Anger, shock and disbelief are the initial emotions which often accompany a miscarriage.  After the shock wears off, the feelings of anxiety, depression and often marital issues rise to the surface.  Multiple studies have confirmed that there is a link between lost pregnancy and depression with one study finding that 35% of women went into depression following a miscarriage and six months later, 26% of those women were still depressed - only 3% of them sought help to deal with the depression.  Most people need to be able to grieve before they can move on, but women who experience an early pregnancy loss often don't feel they're entitled to grieve.  There are several suggestions as to why they feel this way such as they often blame themselves, there is a lack of "tangible memory", or there's pressure to get back to being normal long before they're ready to do so.  It's so important to grieve the loss of the pregnancy.  Women who suppress their grief often endure suffering for a longer period of time.

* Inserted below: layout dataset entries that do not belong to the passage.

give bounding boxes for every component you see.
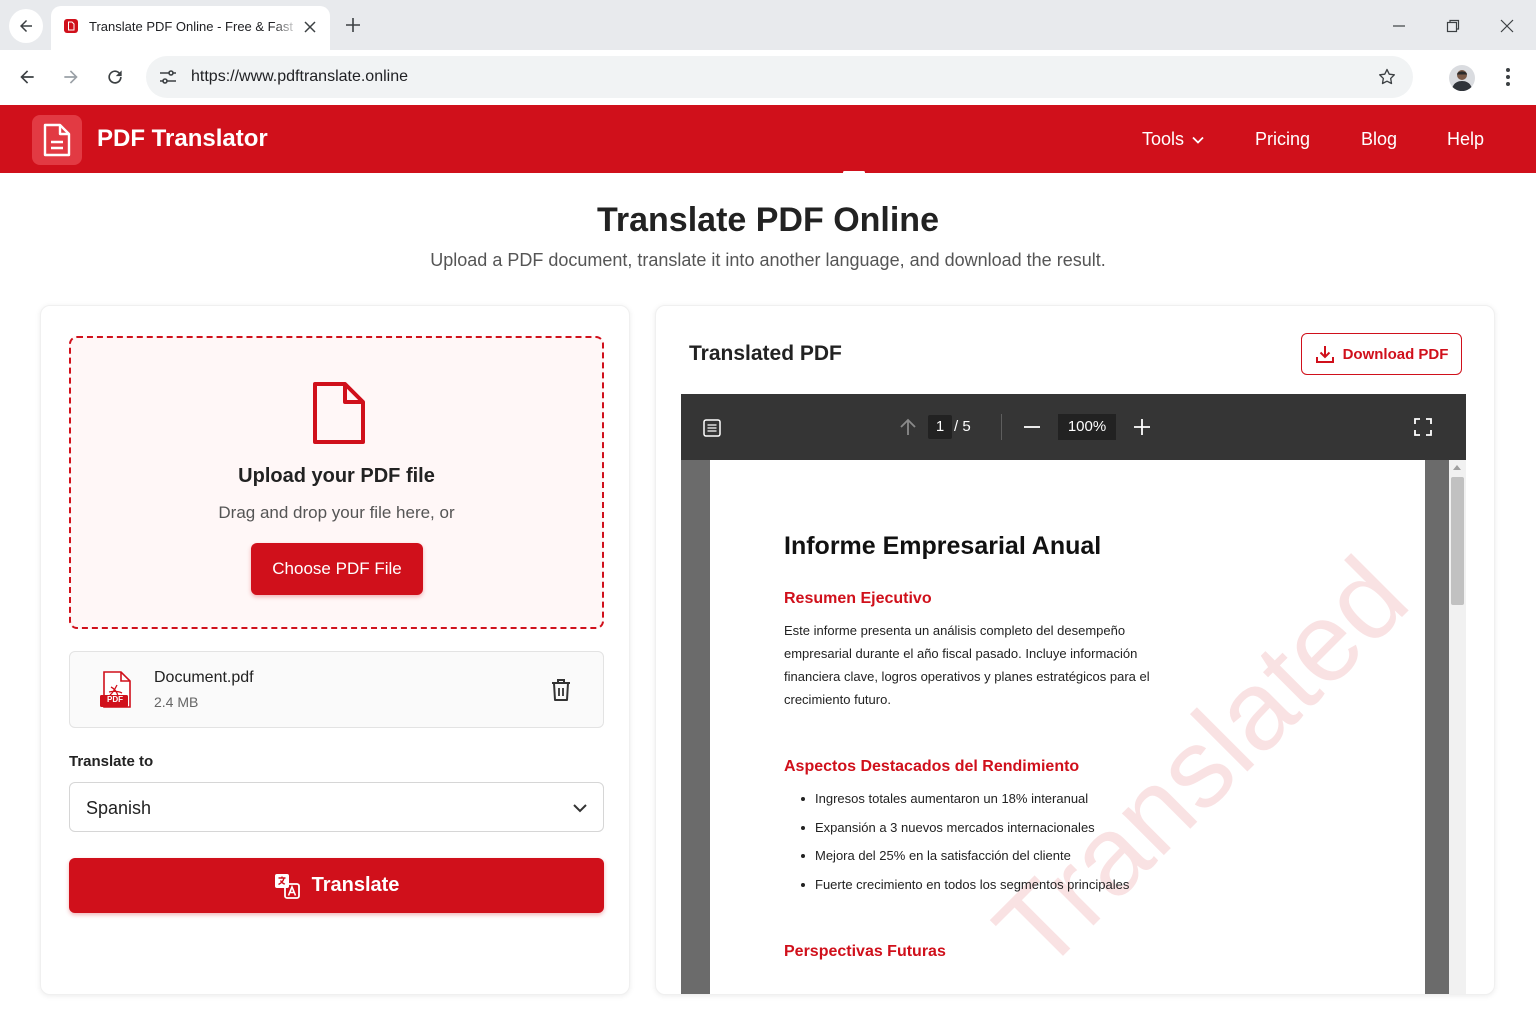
site-settings-icon	[160, 70, 176, 84]
more-vert-icon	[1506, 68, 1510, 86]
back-button[interactable]	[11, 61, 43, 93]
translate-button-label: Translate	[311, 874, 400, 896]
chevron-down-icon	[573, 804, 587, 813]
plus-icon	[346, 18, 360, 32]
pdf-viewer: 1 / 5 100% Translated Informe Empresaria…	[681, 394, 1466, 994]
header-indicator	[843, 171, 865, 174]
window-close-button[interactable]	[1491, 10, 1523, 42]
trash-icon	[552, 679, 570, 701]
download-pdf-button[interactable]: Download PDF	[1301, 333, 1462, 375]
toolbar-divider	[1001, 414, 1002, 440]
nav-tools[interactable]: Tools	[1142, 129, 1204, 150]
zoom-out-icon[interactable]	[1021, 416, 1043, 438]
list-item: Mejora del 25% en la satisfacción del cl…	[784, 848, 1129, 877]
arrow-up-icon[interactable]	[897, 416, 919, 438]
preview-card: Translated PDF Download PDF 1 / 5 100% T…	[655, 305, 1495, 995]
pdf-favicon-icon	[64, 19, 78, 33]
download-icon	[1315, 346, 1334, 363]
url-text: https://www.pdftranslate.online	[191, 68, 409, 85]
document-bullet-list: Ingresos totales aumentaron un 18% inter…	[784, 791, 1129, 905]
minimize-button[interactable]	[1383, 10, 1415, 42]
nav-help[interactable]: Help	[1447, 129, 1484, 150]
document-paragraph: Este informe presenta un análisis comple…	[784, 623, 1150, 707]
minimize-icon	[1393, 25, 1405, 27]
file-size: 2.4 MB	[154, 694, 199, 710]
nav-tools-label: Tools	[1142, 129, 1185, 149]
page-title: Translate PDF Online	[597, 201, 939, 239]
preview-title: Translated PDF	[689, 342, 842, 365]
document-title: Informe Empresarial Anual	[784, 532, 1102, 560]
browser-menu-button[interactable]	[1493, 61, 1523, 93]
profile-button[interactable]	[1447, 63, 1477, 93]
browser-tab-bar: Translate PDF Online - Free & Fast	[0, 0, 1536, 50]
pdf-page: Translated Informe Empresarial Anual Res…	[710, 460, 1425, 994]
tab-close-button[interactable]	[299, 16, 321, 38]
forward-button[interactable]	[55, 61, 87, 93]
browser-tab[interactable]: Translate PDF Online - Free & Fast	[51, 6, 330, 50]
nav-pricing[interactable]: Pricing	[1255, 129, 1310, 150]
file-name: Document.pdf	[154, 669, 254, 686]
pdf-badge: PDF	[107, 695, 123, 704]
fullscreen-icon[interactable]	[1412, 416, 1434, 438]
selected-language: Spanish	[86, 798, 152, 818]
uploaded-file: PDF Document.pdf 2.4 MB	[69, 651, 604, 728]
zoom-level[interactable]: 100%	[1058, 414, 1116, 440]
upload-subtitle: Drag and drop your file here, or	[218, 503, 455, 522]
restore-button[interactable]	[1437, 10, 1469, 42]
zoom-in-icon[interactable]	[1131, 416, 1153, 438]
page-total: / 5	[954, 418, 971, 435]
logo[interactable]	[32, 115, 82, 165]
upload-dropzone[interactable]: Upload your PDF file Drag and drop your …	[69, 336, 604, 629]
choose-pdf-button[interactable]: Choose PDF File	[251, 543, 423, 595]
nav-blog[interactable]: Blog	[1361, 129, 1397, 150]
document-heading-summary: Resumen Ejecutivo	[784, 590, 932, 607]
translate-to-label: Translate to	[69, 753, 154, 770]
bookmark-button[interactable]	[1375, 65, 1399, 89]
file-icon	[313, 382, 365, 444]
language-select[interactable]: Spanish	[69, 782, 604, 832]
reload-icon	[108, 70, 122, 84]
pdf-scrollbar[interactable]	[1449, 460, 1466, 994]
document-outline-icon[interactable]	[702, 418, 722, 438]
pdf-viewer-toolbar: 1 / 5 100%	[681, 394, 1466, 460]
upload-card: Upload your PDF file Drag and drop your …	[40, 305, 630, 995]
tab-title: Translate PDF Online - Free & Fast	[89, 19, 293, 34]
brand-name[interactable]: PDF Translator	[97, 125, 268, 153]
download-pdf-label: Download PDF	[1342, 345, 1449, 363]
list-item: Expansión a 3 nuevos mercados internacio…	[784, 820, 1129, 849]
browser-toolbar: https://www.pdftranslate.online	[0, 50, 1536, 105]
list-item: Fuerte crecimiento en todos los segmento…	[784, 877, 1129, 906]
address-bar[interactable]: https://www.pdftranslate.online	[146, 56, 1413, 98]
avatar	[1449, 65, 1475, 91]
back-icon	[20, 70, 34, 84]
document-heading-outlook: Perspectivas Futuras	[784, 943, 946, 960]
chevron-down-icon	[1192, 136, 1204, 144]
forward-icon	[64, 70, 78, 84]
translate-button[interactable]: Translate	[69, 858, 604, 913]
restore-icon	[1446, 19, 1460, 33]
site-header: PDF Translator Tools Pricing Blog Help	[0, 105, 1536, 174]
translate-icon	[274, 873, 300, 899]
scroll-thumb[interactable]	[1451, 477, 1464, 605]
tab-search-back-button[interactable]	[9, 9, 43, 43]
page-subtitle: Upload a PDF document, translate it into…	[430, 250, 1106, 270]
delete-file-button[interactable]	[548, 676, 574, 704]
document-icon	[43, 123, 71, 157]
star-icon	[1379, 68, 1395, 85]
back-icon	[20, 20, 32, 32]
new-tab-button[interactable]	[337, 9, 369, 41]
close-icon	[1500, 19, 1514, 33]
close-icon	[304, 21, 316, 33]
site-settings-button[interactable]	[156, 65, 180, 89]
scroll-up-arrow[interactable]	[1453, 465, 1461, 470]
document-heading-highlights: Aspectos Destacados del Rendimiento	[784, 758, 1080, 775]
page-number-input[interactable]: 1	[928, 415, 952, 439]
reload-button[interactable]	[99, 61, 131, 93]
list-item: Ingresos totales aumentaron un 18% inter…	[784, 791, 1129, 820]
upload-title: Upload your PDF file	[238, 465, 435, 487]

Anxiety, A Dangerous Companion

There are several studies which now link anxiety and miscarriage.  It is reported that elevated levels of anxiety are often found in women who miscarry, especially immediately following their loss.  It can take up to a year to recover from the tension, irritability, distraction and lack of concentration as well as the muscle tension and inability to sleep.  While it can be true for many couples that another pregnancy will ease the suffering, women fight fear and anxiety in future pregnancies, which also takes a toll.  Each twinge brings with it horror and the reliving of the previous loss.  These feelings can, along with depression, set the stage for another missed pregnancy.

Mars & Venus

A lost pregnancy has profound effects emotionally on both the man and woman in the relationship.  If the loss is early on, the man tends to be less likely to suffer anxiety and depression, which are more often found in women.  Though they deeply care about their partner's state of mind and health, they sometimes have a harder time being supportive post loss.  The reactions and end results are very different for men and women.  These differences can lead to trouble in the relationship and strain on the marriage.

Sometimes engaging the help of a professional counselor goes a long way to helping couples get back on the road to health and hope.